In the area of personalized medicine, advances in genetic research have recently played a significant role in the management of mCRPC, especially with the use of next-generation sequencing (NGS). NGS allows the analysis of many gene mutations in a short time frame and is increasingly used in clinical practice. At present, the European Guidelines of Urology suggest that all metastatic patients should be offered somatic genomic testing for homologous repair and MMR defects. This is also supported by the ESMO Precision Medicine Working Group that recommends to perform NGS on tumor samples to assess the mutational status of at least BRCA1/2 in selected mCRPC patients [6]. VM mostly occurs in the liver and lungs in mCRPC patients [3]. As previously described [7, 8], van der Bergh et al. found a significant difference in survival between patients with lung-only and liver-only metastases, with worse survival in the latter group. The greater genomic instability associated with liver metastases when compared to lung metastases could explain the worse survival of this subgroup of patients [1]. In this context, early NGS with a larger panel of gene mutation could potentially identify poor prognosis patients at diagnosis and trigger personalized systemic treatment. However, the cost-effectiveness of these new approaches will also be challenged by the limited overall survival (OS) of mCRPC patients having VM.

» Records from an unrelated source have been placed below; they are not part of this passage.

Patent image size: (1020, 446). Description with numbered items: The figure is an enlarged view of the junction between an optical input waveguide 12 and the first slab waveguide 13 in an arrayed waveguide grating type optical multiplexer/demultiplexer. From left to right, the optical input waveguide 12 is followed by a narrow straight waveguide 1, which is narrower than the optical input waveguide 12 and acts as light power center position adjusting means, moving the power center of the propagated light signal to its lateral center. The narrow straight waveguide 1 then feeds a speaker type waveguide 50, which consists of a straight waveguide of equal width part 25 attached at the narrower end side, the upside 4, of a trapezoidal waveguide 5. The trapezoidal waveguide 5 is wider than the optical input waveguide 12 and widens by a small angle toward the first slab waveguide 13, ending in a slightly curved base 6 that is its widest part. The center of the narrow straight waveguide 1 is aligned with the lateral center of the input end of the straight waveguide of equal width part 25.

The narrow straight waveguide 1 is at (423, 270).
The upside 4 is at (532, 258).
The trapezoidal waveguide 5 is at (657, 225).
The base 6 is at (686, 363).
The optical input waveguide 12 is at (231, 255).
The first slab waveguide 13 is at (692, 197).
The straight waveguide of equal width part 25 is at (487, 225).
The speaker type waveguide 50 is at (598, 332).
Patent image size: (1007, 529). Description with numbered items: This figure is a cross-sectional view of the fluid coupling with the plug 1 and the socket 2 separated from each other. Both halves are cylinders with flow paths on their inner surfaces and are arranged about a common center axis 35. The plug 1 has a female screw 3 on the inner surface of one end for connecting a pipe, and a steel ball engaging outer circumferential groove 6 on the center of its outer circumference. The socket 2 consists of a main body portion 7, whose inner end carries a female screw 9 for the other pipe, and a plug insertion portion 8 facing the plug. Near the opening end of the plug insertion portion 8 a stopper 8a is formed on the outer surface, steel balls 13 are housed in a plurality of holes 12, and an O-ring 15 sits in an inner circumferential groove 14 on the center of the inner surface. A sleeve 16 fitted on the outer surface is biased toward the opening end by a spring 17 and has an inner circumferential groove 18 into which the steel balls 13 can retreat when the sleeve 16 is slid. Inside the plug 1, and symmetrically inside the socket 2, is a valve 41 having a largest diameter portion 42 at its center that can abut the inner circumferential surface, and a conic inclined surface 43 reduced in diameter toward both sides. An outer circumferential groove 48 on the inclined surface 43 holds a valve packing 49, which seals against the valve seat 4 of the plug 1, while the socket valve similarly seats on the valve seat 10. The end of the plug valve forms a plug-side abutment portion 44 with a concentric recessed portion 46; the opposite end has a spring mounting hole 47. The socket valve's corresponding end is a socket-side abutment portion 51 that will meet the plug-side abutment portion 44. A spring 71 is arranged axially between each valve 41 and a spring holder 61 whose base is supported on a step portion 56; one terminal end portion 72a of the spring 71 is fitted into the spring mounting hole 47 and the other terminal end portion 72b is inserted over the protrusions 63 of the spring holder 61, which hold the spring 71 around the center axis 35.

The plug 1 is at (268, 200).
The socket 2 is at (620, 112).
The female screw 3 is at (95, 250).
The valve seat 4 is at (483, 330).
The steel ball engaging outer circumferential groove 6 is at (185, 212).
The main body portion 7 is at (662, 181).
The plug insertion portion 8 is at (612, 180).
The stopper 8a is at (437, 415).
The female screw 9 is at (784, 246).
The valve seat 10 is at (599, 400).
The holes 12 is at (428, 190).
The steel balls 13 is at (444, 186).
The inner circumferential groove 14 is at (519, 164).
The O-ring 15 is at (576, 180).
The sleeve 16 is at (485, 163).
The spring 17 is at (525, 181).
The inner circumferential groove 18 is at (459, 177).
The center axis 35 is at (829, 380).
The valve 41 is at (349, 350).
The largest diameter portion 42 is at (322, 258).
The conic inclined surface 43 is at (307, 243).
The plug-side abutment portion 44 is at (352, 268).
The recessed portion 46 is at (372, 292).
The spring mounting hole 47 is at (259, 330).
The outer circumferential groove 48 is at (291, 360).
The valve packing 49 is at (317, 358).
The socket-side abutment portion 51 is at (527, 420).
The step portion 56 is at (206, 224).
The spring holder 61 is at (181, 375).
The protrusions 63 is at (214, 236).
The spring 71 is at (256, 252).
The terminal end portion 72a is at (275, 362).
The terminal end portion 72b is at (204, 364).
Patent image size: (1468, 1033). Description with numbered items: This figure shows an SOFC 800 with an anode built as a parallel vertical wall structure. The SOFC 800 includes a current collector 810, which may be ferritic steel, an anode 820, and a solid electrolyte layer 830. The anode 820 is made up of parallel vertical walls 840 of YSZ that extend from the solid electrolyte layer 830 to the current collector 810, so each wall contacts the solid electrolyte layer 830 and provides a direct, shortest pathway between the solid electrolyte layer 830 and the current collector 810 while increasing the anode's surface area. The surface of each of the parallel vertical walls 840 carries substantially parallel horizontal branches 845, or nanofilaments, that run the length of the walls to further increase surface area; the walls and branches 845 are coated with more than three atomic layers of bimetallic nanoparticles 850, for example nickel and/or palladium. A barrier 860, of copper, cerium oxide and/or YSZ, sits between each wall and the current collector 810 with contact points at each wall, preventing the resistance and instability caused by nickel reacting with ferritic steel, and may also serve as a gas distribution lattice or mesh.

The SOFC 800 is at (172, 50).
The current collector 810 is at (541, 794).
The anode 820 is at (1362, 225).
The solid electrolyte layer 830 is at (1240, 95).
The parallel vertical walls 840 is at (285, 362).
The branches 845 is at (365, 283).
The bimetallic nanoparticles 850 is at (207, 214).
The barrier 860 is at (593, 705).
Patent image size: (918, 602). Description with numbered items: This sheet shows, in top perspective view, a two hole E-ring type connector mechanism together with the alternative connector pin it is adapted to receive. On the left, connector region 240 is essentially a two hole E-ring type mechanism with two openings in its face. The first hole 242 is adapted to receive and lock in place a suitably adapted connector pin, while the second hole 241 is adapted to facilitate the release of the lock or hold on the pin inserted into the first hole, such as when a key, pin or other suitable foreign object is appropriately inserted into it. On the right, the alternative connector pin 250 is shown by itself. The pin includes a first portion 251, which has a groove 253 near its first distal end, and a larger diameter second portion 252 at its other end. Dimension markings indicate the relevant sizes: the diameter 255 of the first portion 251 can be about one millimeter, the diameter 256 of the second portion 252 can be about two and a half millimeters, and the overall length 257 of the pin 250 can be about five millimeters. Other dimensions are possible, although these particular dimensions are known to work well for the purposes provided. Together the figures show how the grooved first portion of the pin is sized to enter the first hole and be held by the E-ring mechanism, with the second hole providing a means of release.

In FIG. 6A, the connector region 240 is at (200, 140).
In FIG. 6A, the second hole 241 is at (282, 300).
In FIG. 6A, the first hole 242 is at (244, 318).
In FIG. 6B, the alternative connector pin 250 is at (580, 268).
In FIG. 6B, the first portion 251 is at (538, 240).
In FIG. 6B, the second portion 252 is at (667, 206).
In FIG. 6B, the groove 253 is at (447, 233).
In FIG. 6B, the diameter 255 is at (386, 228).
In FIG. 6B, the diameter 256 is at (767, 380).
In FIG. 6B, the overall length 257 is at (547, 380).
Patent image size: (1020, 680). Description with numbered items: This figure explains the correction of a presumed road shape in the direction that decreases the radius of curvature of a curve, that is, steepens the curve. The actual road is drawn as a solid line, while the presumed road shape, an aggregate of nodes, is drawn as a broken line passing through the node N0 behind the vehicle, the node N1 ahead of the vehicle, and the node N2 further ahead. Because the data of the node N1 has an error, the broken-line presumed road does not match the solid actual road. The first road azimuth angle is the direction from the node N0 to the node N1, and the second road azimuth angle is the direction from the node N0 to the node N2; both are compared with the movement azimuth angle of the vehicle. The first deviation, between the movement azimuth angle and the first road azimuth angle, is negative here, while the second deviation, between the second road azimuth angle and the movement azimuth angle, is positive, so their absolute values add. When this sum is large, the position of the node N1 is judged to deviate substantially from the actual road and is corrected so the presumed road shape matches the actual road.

Regardless of the imaging modality and screening for genetic mutations, identification of VM in CRPC patients at diagnosis and assessment of VM’s site seems crucial. In fact, among other factors such as lactate dehydrogenase, prostate-specific antigen, alkaline phosphatase, hemoglobin, performance status, Gleason score, age, albumin, presence of pain, number of metastatic sites, and circulating tumor cell enumeration, presence and localization of VM is a known prognostic marker of OS [9, 10]. This was underlined in the real-world study of van der Bergh et al., with a median OS of 8.6 months for patients with liver, 18.3 with lung, and 10.9 with both liver and lung metastases (p < 0.001) from the date of the first VM diagnosis [1]. Since metastatic disease distribution may affect survival and efficacy of systemic treatments in mCRPC, patients presenting with VM in the liver versus lung should be assessed independently [8]. In the context of an uncurable disease with limited therapeutic options, systemic treatment should be given as part of a personalized patient’s care, with the aim of improving survival and quality of life, while avoiding overtreatment. In that way, van der Bergh et al. underline the necessity of identification of VM to initiate the appropriate treatment or best supportive care [1].

It is noteworthy that OS in the real-world analysis of van der Bergh et al. was shorter than in clinical trial populations, as reported in the meta-analysis of Halabi et al. including samples from multiple randomized clinical trials (RCT) [10]. Many factors could explain this discrepancy between real-life and RCT data. First, around one-third of patients did not benefit from a life-prolonging treatment in van der Bergh et al.’s cohort, while all patients were previously treated with docetaxel in the clinical trial populations included in Halabi et al.’s meta-analysis. Secondly, the absence of a protocol for radiologic assessment of VM in the real-life setting potentially leads to a delayed identification of VM, and longer survival reported in RCTs can be attributed to early detection of VM triggered by stringent protocols unapplied in daily practice. Finally, a selection bias may also explain this OS difference: while patients with unfavorable prognostic factors can be unfit for systemic treatments and are therefore excluded from RCT, real-world populations show worse prognostic factors at the diagnosis of VMs, as shown by van der Bergh et al. [1].

In conclusion, although the presence of VM is a known important prognostic factor of mCRPC, real-population study shows a lack of VM screening in CRPC patients. Onco-urologists need guidelines for better screening of VM in CRPC patients in clinical practice. NIM and NGS could potentially improve the detection of VM, leading to earlier adequate and personalized treatment.